IT was 20 years ago today that scientists confirmed the truly shocking news that Bovine Spongiform Encephalopathy, or BSE, was indeed the cause of degenerative brain disease in humans.

It was a critical moment in the long BSE scandal that began in 1986 with a field of cows losing their balance. Now there was proof that the disease had indeed jumped the species barrier and was killing humans. The reaction was one of utter shock on the part of almost the entire population of beef-eating countries across the globe.

More than 20 people had died in Britain in the previous few months from so-called new variant Creutzfeldt-Jakob disease (nvCJD), a brain disease for which there was no cure. The public had long suspected “mad cow disease” was also affecting humans, but beef consumers were assured there was no link.

For several years, the government had declared there was no link between BSE and nvCJD, with agriculture minister John Selwyn Gummer famously going on television in 1990 to feed his daughter a burger.

But as the evidence mounted, John Major’s government commissioned more research and in March 1996 health minister Stephen Dorrell conceded there might be a link.

The European Commission promptly banned all British beef products from Europe, and yet another row broke out between the UK and EU.

BUT SURELY ALL THE BSE-INFECTED CATTLE WERE DESTROYED?

THAT was the theory. By 1995, cases of BSE in British cattle had topped 150,000. In France it was even worse, with double that number of cases.

The early signs were that cows contracted BSE by eating food derived from the tissues of infected cattle. An inquiry in Britain and Ireland showed that to be the case. That practice of feeding cattle meat-and-bone meal was banned as long ago as 1988, when the slaughter and destruction of cattle suspected of having BSE was made compulsory.

Certain types of offal from cows were also banned from the human food chain. The problem was that about 500,000 infected animals had entered the food chain before the bans took effect.

Tragically, even young people who had not eaten meat for years died of ncCJD.

WHO FOUND THE LINK?

REMARKABLY, two scientists working many miles apart both found separate evidence that proved the link. They were looking at prions, which are misshaped proteins that accumulate in the brain and cause degeneration.

Thanks to the Biotechnology and Biological Sciences Research Council and Medical Research Council, funding had been allocated to a major scientific research project to find the cause of BSE and nvCJD.

Not surprisingly, given that the UK Government had established the chief unit in Edinburgh to research nvCJD, it was a Scottish doctor who featured in the news on October 2, 1997.

Dr Moira Bruce, working with a number of colleagues at Edinburgh’s Institute for Animal Health, published in that week’s Nature magazine the interim results of their research into transmissions of sporadic CJD and nvCJD to mice.

Bruce concluded: “Our data provide strong evidence that the same agent strain is involved in both BSE and vCJD.”

At the same time, Professor John Collinge in London made the same conclusion public. An expert in prion diseases, he demonstrated that the prion strain in nvCJD matched that from BSE in cattle.

Collinge had also developed a blood test for early diagnosis of nvCJD. He had actually gone public in October 1996 with his fears that nvCJD was linked to BSE, to which the Department of Health responded: “the evidence is not conclusive, but it is persuasive.”

By the following September, Bruce and Collinge had proven beyond a reasonable doubt that “mad cow disease” was killing humans too.

WHAT HAPPENED NEXT?

APART from more panic, not least because nvCJD could take many years to develop in the human brain, the response was firm.

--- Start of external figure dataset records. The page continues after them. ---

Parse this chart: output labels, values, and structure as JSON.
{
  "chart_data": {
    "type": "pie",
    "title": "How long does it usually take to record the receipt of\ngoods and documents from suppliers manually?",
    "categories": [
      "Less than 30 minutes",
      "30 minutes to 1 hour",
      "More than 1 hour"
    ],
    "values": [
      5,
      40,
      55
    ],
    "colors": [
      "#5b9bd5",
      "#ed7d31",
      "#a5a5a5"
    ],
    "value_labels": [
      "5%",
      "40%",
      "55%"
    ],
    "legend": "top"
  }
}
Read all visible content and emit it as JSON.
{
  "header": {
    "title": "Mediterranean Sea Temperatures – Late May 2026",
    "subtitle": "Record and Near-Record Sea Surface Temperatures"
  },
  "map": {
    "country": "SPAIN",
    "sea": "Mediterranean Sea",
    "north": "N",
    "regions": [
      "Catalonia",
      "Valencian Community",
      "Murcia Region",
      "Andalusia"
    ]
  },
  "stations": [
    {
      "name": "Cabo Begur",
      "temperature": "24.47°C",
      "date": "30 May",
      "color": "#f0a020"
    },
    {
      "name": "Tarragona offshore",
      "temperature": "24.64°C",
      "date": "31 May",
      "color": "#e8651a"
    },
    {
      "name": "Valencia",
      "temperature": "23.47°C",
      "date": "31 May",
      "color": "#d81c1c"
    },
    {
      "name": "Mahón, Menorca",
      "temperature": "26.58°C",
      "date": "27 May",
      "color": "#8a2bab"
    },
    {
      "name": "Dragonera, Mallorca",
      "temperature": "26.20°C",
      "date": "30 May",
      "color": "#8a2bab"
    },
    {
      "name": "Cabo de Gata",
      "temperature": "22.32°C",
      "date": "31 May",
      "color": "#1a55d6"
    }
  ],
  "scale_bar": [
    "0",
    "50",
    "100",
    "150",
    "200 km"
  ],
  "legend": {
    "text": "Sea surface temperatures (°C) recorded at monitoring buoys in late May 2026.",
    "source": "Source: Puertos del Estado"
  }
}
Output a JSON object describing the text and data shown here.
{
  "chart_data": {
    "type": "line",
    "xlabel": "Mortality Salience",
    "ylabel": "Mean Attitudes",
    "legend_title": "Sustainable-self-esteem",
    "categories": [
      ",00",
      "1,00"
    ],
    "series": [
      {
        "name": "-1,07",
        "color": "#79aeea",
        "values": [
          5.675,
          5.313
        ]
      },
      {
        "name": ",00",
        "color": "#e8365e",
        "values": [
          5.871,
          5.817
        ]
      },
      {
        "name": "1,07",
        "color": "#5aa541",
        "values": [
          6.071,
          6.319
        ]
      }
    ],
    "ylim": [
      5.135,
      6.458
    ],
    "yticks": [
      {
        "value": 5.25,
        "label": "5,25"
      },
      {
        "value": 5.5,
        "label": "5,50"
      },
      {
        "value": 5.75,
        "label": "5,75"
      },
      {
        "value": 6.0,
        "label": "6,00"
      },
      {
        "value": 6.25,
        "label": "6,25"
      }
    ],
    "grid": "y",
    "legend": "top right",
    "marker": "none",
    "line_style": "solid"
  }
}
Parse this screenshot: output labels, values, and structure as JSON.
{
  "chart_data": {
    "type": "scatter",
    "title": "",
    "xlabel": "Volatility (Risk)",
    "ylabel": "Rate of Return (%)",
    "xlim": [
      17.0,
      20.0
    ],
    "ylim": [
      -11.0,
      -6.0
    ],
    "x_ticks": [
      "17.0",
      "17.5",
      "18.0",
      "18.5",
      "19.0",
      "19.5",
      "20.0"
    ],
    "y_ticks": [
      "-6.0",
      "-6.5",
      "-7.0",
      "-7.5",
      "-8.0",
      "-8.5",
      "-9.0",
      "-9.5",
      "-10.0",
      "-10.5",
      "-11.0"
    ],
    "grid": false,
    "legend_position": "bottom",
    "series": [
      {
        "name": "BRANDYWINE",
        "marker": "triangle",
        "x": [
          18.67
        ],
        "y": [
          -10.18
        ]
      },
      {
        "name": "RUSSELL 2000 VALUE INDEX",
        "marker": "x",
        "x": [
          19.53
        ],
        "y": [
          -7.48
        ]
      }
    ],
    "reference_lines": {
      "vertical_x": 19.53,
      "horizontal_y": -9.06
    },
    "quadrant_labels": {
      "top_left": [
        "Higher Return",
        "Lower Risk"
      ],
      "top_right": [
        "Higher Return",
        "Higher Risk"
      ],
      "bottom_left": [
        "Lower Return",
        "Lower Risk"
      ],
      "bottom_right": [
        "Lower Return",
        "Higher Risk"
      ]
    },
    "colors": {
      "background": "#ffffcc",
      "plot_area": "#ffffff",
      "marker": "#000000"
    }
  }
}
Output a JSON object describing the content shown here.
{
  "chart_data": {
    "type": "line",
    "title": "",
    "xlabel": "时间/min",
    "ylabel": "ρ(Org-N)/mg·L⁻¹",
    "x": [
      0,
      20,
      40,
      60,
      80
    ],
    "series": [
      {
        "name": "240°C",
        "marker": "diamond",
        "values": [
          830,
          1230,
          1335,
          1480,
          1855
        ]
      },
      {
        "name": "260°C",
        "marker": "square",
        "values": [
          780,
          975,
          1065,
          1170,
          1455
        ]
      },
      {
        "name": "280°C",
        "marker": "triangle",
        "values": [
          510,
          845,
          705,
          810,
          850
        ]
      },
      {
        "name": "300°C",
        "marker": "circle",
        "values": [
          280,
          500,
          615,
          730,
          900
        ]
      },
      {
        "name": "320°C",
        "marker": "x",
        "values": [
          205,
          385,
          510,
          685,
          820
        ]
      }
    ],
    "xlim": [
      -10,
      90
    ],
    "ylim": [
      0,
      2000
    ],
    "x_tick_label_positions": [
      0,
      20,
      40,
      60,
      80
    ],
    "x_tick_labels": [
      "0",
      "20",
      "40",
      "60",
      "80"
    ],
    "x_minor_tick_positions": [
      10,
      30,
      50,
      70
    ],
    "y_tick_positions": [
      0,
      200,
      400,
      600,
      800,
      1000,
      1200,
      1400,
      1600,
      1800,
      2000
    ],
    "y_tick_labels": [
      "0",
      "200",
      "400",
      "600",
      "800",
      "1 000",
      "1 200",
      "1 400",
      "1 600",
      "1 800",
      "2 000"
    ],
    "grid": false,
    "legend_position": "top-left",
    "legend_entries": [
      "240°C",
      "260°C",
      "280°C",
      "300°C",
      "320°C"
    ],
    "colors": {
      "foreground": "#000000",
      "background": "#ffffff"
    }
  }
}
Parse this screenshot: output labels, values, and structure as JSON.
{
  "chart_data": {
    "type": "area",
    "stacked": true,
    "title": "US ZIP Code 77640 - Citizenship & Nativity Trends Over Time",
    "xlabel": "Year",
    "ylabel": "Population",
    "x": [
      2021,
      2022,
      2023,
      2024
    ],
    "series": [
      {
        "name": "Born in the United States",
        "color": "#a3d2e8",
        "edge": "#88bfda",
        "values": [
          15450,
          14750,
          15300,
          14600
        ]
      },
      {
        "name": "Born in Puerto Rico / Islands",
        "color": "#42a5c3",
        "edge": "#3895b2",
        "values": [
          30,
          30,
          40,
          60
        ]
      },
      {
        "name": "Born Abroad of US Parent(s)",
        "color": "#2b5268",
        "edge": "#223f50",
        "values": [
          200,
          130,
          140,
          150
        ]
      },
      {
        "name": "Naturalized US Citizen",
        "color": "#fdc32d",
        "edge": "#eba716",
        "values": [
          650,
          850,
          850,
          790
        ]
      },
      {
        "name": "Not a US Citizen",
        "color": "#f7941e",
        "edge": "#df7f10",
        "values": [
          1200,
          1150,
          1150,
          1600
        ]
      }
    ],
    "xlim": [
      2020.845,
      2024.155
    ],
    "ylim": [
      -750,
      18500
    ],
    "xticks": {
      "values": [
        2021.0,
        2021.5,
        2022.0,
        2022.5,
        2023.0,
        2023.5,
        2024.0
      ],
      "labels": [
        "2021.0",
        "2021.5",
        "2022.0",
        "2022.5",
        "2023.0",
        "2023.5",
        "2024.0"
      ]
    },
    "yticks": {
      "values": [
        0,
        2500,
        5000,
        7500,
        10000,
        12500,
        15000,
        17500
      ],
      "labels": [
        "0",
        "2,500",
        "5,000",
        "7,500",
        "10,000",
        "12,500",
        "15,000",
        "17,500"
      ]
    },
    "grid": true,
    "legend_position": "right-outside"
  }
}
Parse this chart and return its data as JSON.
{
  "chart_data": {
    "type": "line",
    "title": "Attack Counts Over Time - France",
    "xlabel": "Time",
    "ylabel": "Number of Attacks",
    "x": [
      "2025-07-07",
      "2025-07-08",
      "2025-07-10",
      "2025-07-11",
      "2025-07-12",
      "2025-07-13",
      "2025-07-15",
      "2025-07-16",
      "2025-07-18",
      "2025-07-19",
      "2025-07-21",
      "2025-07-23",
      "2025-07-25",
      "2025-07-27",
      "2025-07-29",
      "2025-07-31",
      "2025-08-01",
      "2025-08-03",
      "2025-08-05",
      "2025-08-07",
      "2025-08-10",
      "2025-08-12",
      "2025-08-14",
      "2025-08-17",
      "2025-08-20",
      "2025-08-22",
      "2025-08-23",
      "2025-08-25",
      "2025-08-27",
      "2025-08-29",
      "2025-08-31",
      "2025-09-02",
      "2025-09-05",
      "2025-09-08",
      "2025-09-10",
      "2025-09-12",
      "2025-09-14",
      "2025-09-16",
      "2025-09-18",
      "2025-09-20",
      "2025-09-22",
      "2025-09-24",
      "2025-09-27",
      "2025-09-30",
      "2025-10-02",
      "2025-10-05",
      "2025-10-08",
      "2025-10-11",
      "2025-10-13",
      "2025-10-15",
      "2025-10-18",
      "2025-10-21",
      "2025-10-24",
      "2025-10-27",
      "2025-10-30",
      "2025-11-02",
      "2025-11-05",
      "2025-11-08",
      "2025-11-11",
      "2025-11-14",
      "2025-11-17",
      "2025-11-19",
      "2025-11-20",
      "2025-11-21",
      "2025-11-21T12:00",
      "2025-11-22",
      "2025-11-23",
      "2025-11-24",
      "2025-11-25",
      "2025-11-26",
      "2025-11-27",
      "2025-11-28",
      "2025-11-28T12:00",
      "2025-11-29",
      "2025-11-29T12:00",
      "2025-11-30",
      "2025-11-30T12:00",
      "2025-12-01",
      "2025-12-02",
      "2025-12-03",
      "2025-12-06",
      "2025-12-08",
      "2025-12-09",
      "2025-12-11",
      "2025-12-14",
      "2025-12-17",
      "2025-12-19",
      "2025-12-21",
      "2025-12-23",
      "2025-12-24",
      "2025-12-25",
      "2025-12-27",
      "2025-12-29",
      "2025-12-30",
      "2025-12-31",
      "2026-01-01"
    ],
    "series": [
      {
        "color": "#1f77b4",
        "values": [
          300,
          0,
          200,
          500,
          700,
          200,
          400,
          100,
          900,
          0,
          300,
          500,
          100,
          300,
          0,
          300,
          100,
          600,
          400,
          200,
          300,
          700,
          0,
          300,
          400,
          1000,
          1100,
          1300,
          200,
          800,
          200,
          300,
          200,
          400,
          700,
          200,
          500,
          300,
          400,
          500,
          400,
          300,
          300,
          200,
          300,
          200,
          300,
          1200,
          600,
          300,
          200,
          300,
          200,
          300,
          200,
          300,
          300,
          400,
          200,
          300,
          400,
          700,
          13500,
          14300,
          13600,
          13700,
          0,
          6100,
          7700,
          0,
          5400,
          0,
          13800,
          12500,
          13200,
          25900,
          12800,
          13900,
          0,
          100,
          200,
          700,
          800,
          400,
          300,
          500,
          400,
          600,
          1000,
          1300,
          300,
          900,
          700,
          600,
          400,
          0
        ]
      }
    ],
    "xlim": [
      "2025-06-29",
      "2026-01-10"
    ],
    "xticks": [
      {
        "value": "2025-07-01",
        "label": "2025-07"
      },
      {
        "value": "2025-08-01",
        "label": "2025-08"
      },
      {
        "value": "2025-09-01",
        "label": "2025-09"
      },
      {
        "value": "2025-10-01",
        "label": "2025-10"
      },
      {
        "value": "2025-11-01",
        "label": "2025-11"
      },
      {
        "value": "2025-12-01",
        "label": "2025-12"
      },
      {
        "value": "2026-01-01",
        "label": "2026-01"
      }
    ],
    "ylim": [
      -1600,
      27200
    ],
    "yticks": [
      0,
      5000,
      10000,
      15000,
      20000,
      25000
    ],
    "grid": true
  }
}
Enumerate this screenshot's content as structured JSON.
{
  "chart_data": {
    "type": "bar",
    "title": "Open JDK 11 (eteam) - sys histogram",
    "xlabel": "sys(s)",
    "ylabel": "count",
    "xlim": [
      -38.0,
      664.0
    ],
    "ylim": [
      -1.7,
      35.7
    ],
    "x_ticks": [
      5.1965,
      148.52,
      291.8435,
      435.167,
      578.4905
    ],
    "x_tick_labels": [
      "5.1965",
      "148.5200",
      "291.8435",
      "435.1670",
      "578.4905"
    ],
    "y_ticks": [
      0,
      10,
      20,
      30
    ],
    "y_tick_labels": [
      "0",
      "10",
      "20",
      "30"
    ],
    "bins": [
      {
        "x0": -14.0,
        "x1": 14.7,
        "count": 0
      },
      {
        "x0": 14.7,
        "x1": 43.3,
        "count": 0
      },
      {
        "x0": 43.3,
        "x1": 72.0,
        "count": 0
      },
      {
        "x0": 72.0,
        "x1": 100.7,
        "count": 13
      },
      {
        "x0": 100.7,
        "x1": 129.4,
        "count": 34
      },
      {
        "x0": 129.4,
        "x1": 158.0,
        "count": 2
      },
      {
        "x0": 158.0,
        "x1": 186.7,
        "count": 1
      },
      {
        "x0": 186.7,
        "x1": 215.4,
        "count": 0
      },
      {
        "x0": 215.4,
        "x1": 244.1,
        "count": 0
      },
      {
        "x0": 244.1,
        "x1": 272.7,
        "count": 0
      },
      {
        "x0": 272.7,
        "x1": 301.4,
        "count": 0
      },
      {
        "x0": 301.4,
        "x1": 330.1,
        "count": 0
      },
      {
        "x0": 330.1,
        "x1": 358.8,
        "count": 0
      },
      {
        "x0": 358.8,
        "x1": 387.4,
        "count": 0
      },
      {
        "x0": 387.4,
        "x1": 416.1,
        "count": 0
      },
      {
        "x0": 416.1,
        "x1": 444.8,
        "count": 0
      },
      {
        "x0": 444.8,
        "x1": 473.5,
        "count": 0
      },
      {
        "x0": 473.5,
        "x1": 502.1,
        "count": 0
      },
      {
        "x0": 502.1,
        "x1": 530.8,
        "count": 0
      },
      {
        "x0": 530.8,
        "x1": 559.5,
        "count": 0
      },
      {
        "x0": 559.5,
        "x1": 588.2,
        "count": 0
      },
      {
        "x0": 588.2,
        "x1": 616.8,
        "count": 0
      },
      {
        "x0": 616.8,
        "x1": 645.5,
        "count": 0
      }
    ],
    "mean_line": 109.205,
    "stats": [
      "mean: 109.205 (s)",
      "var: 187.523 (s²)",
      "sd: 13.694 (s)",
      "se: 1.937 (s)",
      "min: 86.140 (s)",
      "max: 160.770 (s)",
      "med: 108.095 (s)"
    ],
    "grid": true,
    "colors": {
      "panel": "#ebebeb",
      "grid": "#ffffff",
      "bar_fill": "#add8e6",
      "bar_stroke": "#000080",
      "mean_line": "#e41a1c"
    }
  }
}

Tony Blair’s New Labour government was determined to get British beef safe, and culling that had begun earlier in the year was extended massively. In effect, all cattle that could possibly be carriers were destroyed.

Later that year American biologist Stanley B Prusiner won the Nobel Prize for Physiology or Medicine for discovering prions, though some scientists still dispute exactly how BSE is transmitted.

There is still no cure for nvCJD. About 200 Britons are thought to have died of the disease in recent years.